By John Keegan and Edmund Boys
This episode of “The Newsroom” was its biggest gamble so far. While the date, 5/1/2011, isn’t as imprinted into the world’s consciousness as 9/11/2001, the surprise announcement of a Presidential address late one Sunday night certainly is, at least for those residing in the US. Presenting Osama bin Laden’s death, a story virtually everyone in the audience knows is coming, imposes an extra burden to get the tone right. For the most part, they do. While the interweaving of the personal stories is, at times, clunky, it is helped immensely by a show of strength from an unexpected source.
The evening opens in Will’s apartment, where the staff are celebrating their one year (and one week, just to get the dates lined up) anniversary. Conveniently timed work-related gatherings are becoming a favored conceit, but this one works better than the Bigfoot briefing’s overlap with Rep. Gifford’s shooting. It brings the significant others into the mix, rather than everyone rushing in from home and leaving them behind. Sure, budget dollars are saved by keeping everything on the established set, but it also serves the drama by introducing a wider range of reactions.
This is a story that is as much about its precipitating event. Having the father of Kaylee, Neal’s girlfriend, work at Cantor Fitzgerald was a little on-the-nose, but also an important reminder that avenging a wrong isn’t always satisfying. Kaylee also precipitates some of Will’s reactions (or lack thereof) by bringing him some medicinal cookies. His macho downing of two, plus some Vicodin, threatens a monstrous mashup of Dr. House plus Tommy Chong delivering the news. It also gives us another terrific scene with Lonny Church, before Will slips his guard in traffic. (The physical exertion of jogging to the studio might provide some explanation for Will’s magical recovery. Not that I’ll admit how I might know that.) Letting Lonny tell the cops who chase him to the studio the news worked very well to defuse the situation.

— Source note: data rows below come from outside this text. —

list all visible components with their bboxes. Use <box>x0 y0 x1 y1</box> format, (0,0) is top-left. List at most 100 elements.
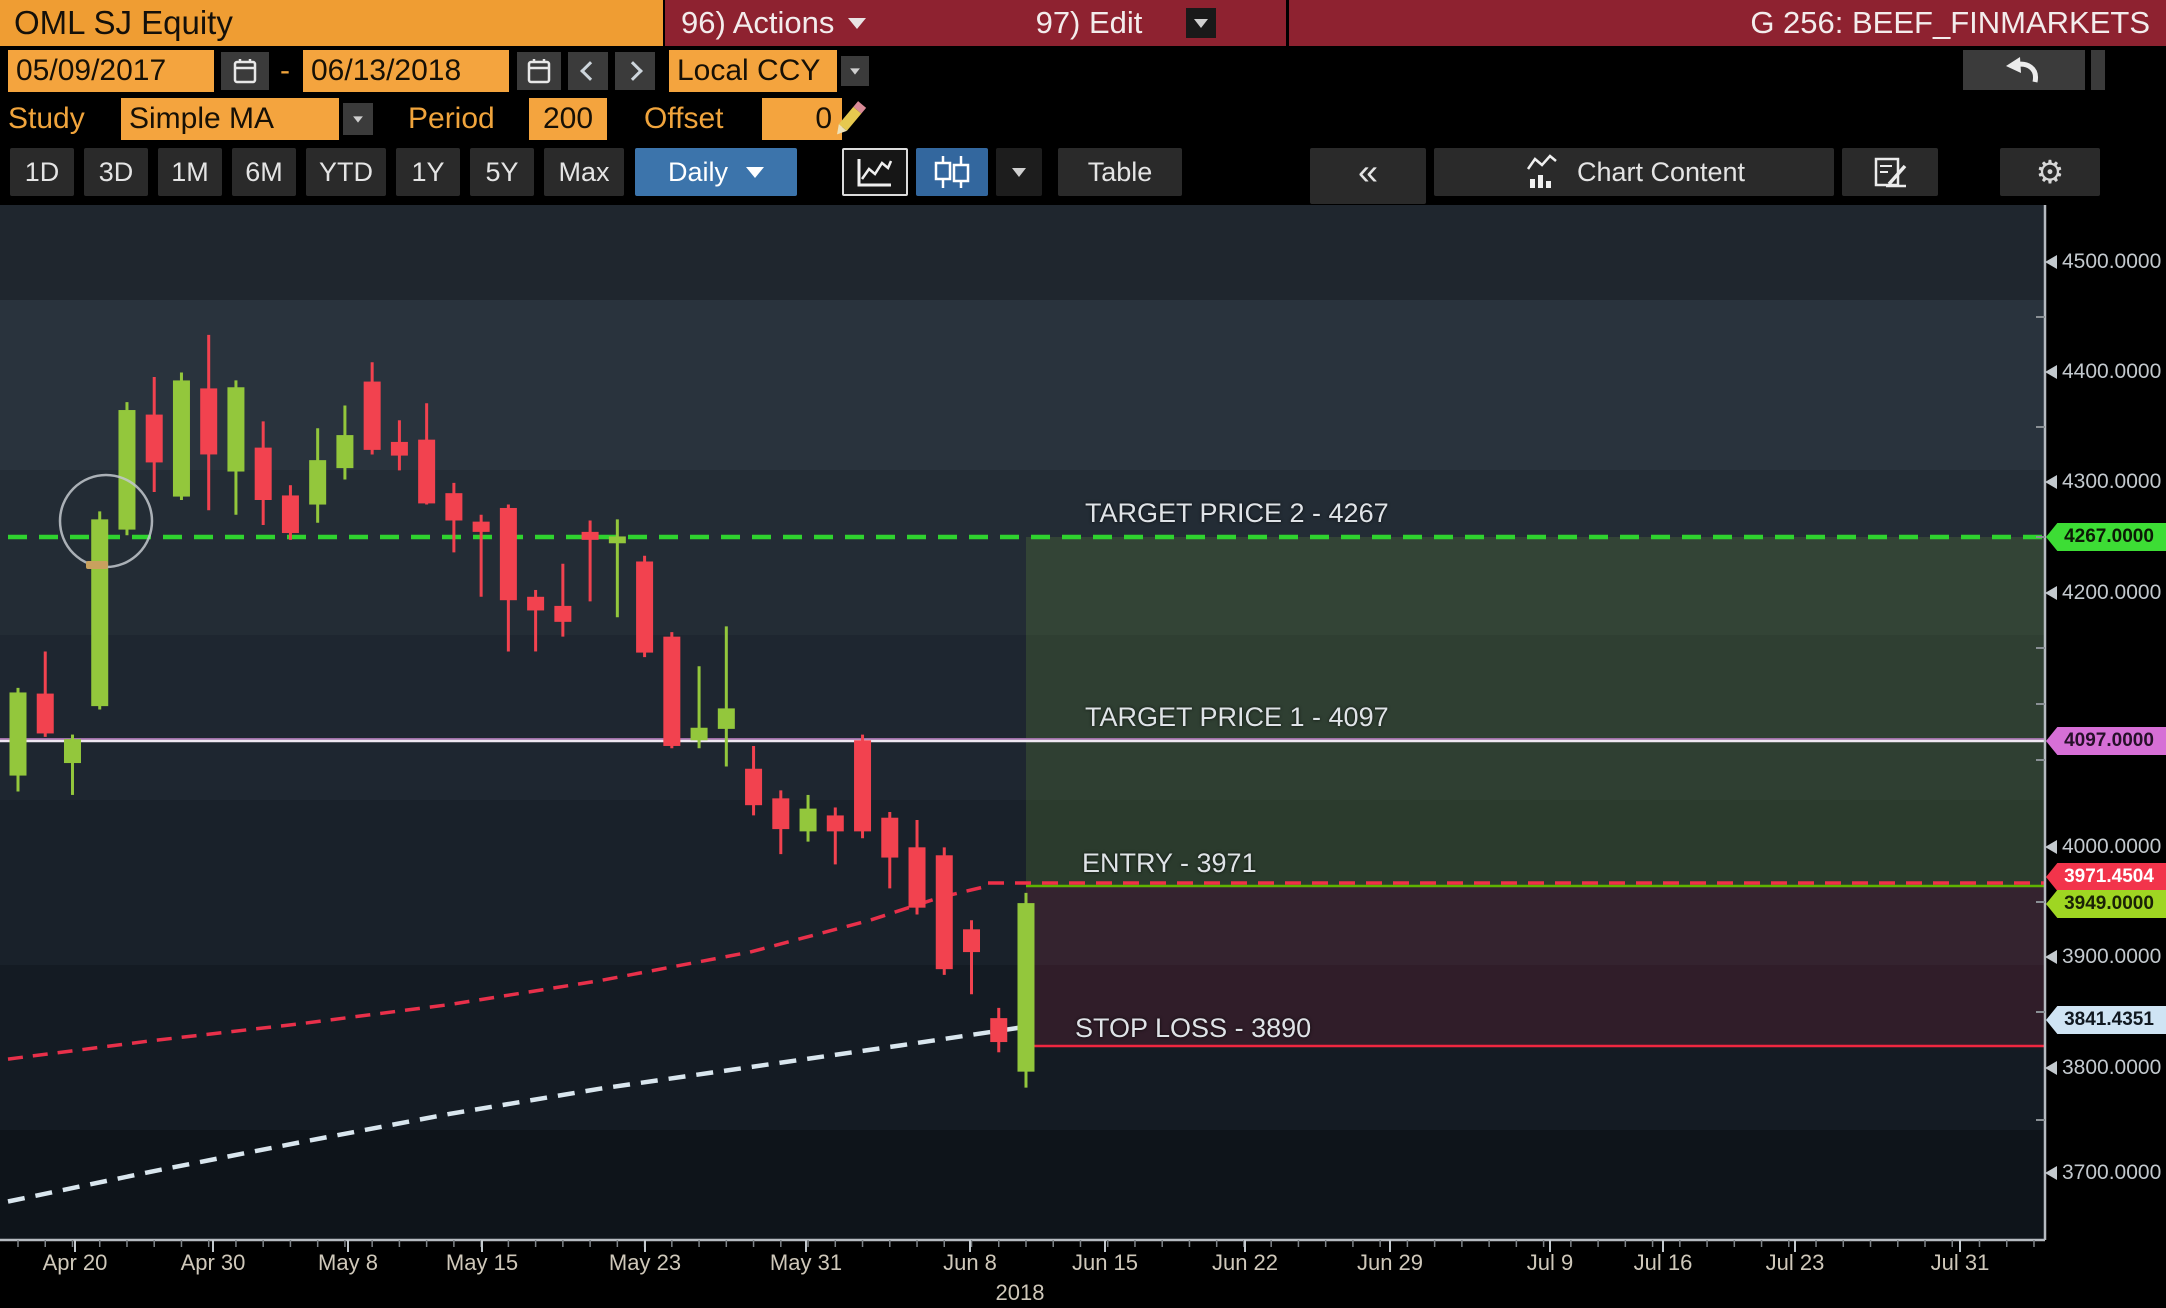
chevron-down-icon <box>353 115 363 123</box>
table-button[interactable]: Table <box>1058 148 1182 196</box>
start-date-input[interactable]: 05/09/2017 <box>8 50 214 92</box>
study-select[interactable]: Simple MA <box>121 98 339 140</box>
candle-body <box>854 740 872 832</box>
chart-content-icon <box>1526 154 1557 188</box>
period-label: Period <box>408 102 495 135</box>
background-band <box>0 1130 2045 1240</box>
range-button-5y[interactable]: 5Y <box>470 148 534 196</box>
date-range-bar: 05/09/2017 - 06/13/2018 Local CCY <box>0 48 2166 94</box>
range-button-ytd[interactable]: YTD <box>306 148 386 196</box>
candle-body <box>745 768 763 806</box>
candle-body <box>772 798 790 830</box>
y-axis-tick <box>2045 1166 2057 1180</box>
range-button-3d[interactable]: 3D <box>84 148 148 196</box>
currency-dropdown-button[interactable] <box>841 56 869 86</box>
candle-body <box>799 808 817 832</box>
candle-body <box>118 410 136 530</box>
candle-body <box>881 817 899 858</box>
trade-marker <box>86 561 108 569</box>
candle-body <box>281 495 299 534</box>
candle-body <box>663 636 681 746</box>
range-button-6m[interactable]: 6M <box>232 148 296 196</box>
candle-body <box>826 815 844 832</box>
frequency-select[interactable]: Daily <box>635 148 797 196</box>
date-separator: - <box>280 54 290 87</box>
chevron-down-icon <box>746 166 764 178</box>
chevron-down-icon <box>850 67 860 75</box>
candle-body <box>690 727 708 741</box>
chart-id-label: G 256: BEEF_FINMARKETS <box>1750 5 2150 40</box>
candle-body <box>227 387 245 472</box>
chevron-left-icon <box>580 61 600 81</box>
candlestick-type-button[interactable] <box>916 148 988 196</box>
offset-input[interactable]: 0 <box>762 98 842 140</box>
currency-select[interactable]: Local CCY <box>669 50 837 92</box>
undo-arrow-icon <box>2006 57 2038 83</box>
note-pencil-icon <box>1874 157 1907 188</box>
background-band <box>0 300 2045 470</box>
range-button-1d[interactable]: 1D <box>10 148 74 196</box>
calendar-icon <box>527 59 551 84</box>
calendar-icon <box>233 59 257 84</box>
profit-zone <box>1026 537 2045 886</box>
end-date-input[interactable]: 06/13/2018 <box>303 50 509 92</box>
chart-toolbar: 1D 3D 1M 6M YTD 1Y 5Y Max Daily Table « <box>0 144 2166 204</box>
gear-icon: ⚙ <box>2035 154 2065 190</box>
candle-body <box>363 381 381 450</box>
range-button-1m[interactable]: 1M <box>158 148 222 196</box>
annotation-pencil-button[interactable] <box>828 98 870 140</box>
offset-label: Offset <box>644 102 724 135</box>
background-band <box>0 205 2045 300</box>
study-dropdown-button[interactable] <box>343 103 373 135</box>
study-label: Study <box>8 102 85 135</box>
range-button-max[interactable]: Max <box>544 148 624 196</box>
actions-menu-label: 96) Actions <box>681 5 835 40</box>
chevron-down-icon <box>848 17 867 29</box>
settings-button[interactable]: ⚙ <box>2000 148 2100 196</box>
candle-body <box>145 414 163 463</box>
edit-menu-button[interactable]: 97) Edit <box>966 0 1286 46</box>
chevron-down-icon <box>1186 8 1217 38</box>
study-bar: Study Simple MA Period 200 Offset 0 <box>0 96 2166 142</box>
undo-group-edge <box>2091 50 2105 90</box>
candle-body <box>472 521 490 532</box>
security-ticker-field[interactable]: OML SJ Equity <box>0 0 663 46</box>
range-button-1y[interactable]: 1Y <box>396 148 460 196</box>
candle-body <box>554 605 572 622</box>
y-axis-tick <box>2045 586 2057 600</box>
background-band <box>0 470 2045 635</box>
candle-body <box>963 929 981 953</box>
y-axis-tick <box>2045 365 2057 379</box>
candle-body <box>36 693 54 734</box>
chart-title: G 256: BEEF_FINMARKETS <box>1289 0 2166 46</box>
start-calendar-button[interactable] <box>221 52 269 90</box>
candle-body <box>254 447 272 500</box>
candle-body <box>390 441 408 456</box>
scroll-left-button[interactable] <box>568 52 608 90</box>
candle-body <box>200 388 218 455</box>
chevron-right-icon <box>623 61 643 81</box>
undo-button[interactable] <box>1963 50 2085 90</box>
collapse-panel-button[interactable]: « <box>1310 148 1426 204</box>
candle-body <box>935 855 953 970</box>
scroll-right-button[interactable] <box>615 52 655 90</box>
chart-type-dropdown-button[interactable] <box>996 148 1042 196</box>
chevron-down-icon <box>1012 167 1026 177</box>
annotate-button[interactable] <box>1842 148 1938 196</box>
y-axis-tick <box>2045 840 2057 854</box>
chart-content-button[interactable]: Chart Content <box>1434 148 1834 196</box>
candle-body <box>91 519 109 707</box>
y-axis-tick <box>2045 255 2057 269</box>
line-chart-type-button[interactable] <box>842 148 908 196</box>
candle-body <box>63 739 81 764</box>
sma-200-white-line <box>7 1023 1031 1204</box>
period-input[interactable]: 200 <box>529 98 607 140</box>
actions-menu-button[interactable]: 96) Actions <box>665 0 979 46</box>
candle-body <box>172 380 190 497</box>
end-calendar-button[interactable] <box>517 52 561 90</box>
candle-body <box>990 1018 1008 1043</box>
candle-body <box>9 692 27 776</box>
y-axis-tick <box>2045 950 2057 964</box>
candle-body <box>418 439 436 504</box>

Once back at the newsroom, there is the latest round of ‘get it first’ vs. ‘get it right,’ about whether to report the news before the President. The news and media wonk in me wishes Judith Miller’s name had come up when Mac argued the New York Times reporter’s sources could be trusted. Charlie makes the call to hold off, with a telling reminder that they don’t know what mop-up or rescue operations are underway. There is also push-back from the Washington desk (with Eureka’s Salli Richardson-Whitfield playing an anchor Dr. Alison would have eaten for lunch), as a reminder that the rest of AWM is firmly on Reese’s ratings bandwagon.
Not everyone makes it to the party, as Don, Sloan, and Elliott are stuck on the tarmac at La Guardia. Here, as well, the journalism mixes with the personal, as Don is now blurting his fears about losing Maggie to all and sundry, not just Sloan. There is some great chemistry here between characters who started out burdened by weak writing (Don, especially) or low expectations (Olivia Munn, who gets a sly nod to her fanboys, dealing with the kid in the aisle seat). Their juggling act of reporting by blackberry, while trying to keep it under their hats, was very well done. The only jarring note was Don’s sudden reversal from manic, pushy producer to respecting the pilot’s stars and bars. After spending so much time establishing Elliott as the sanest, most grounded member of the group, that was the moment for him to step in and save Don from himself. After all, Elliott does get paid to deliver the news, and telling the pilots would have been a nice consolation for not getting to do it on-air.
The love quadrangle continues sputtering around the periphery of the story, but with a welcome surprise. Lisa finally wises up (with the help of FaceTime) and delivers an intelligent, mature smackdown of Jim’s ambivalence. Jim and Maggie still seem meant for each other, but not because we’re rooting for them. Neither of them seems much of a catch right now, but they are perfectly matched in relational ineptitude.John Keegan is Editor-in-Chief for Critical Myth, a partner site of SciFi Vision. Edmund Boys is Critical Myth's reviewer for The Newsroom.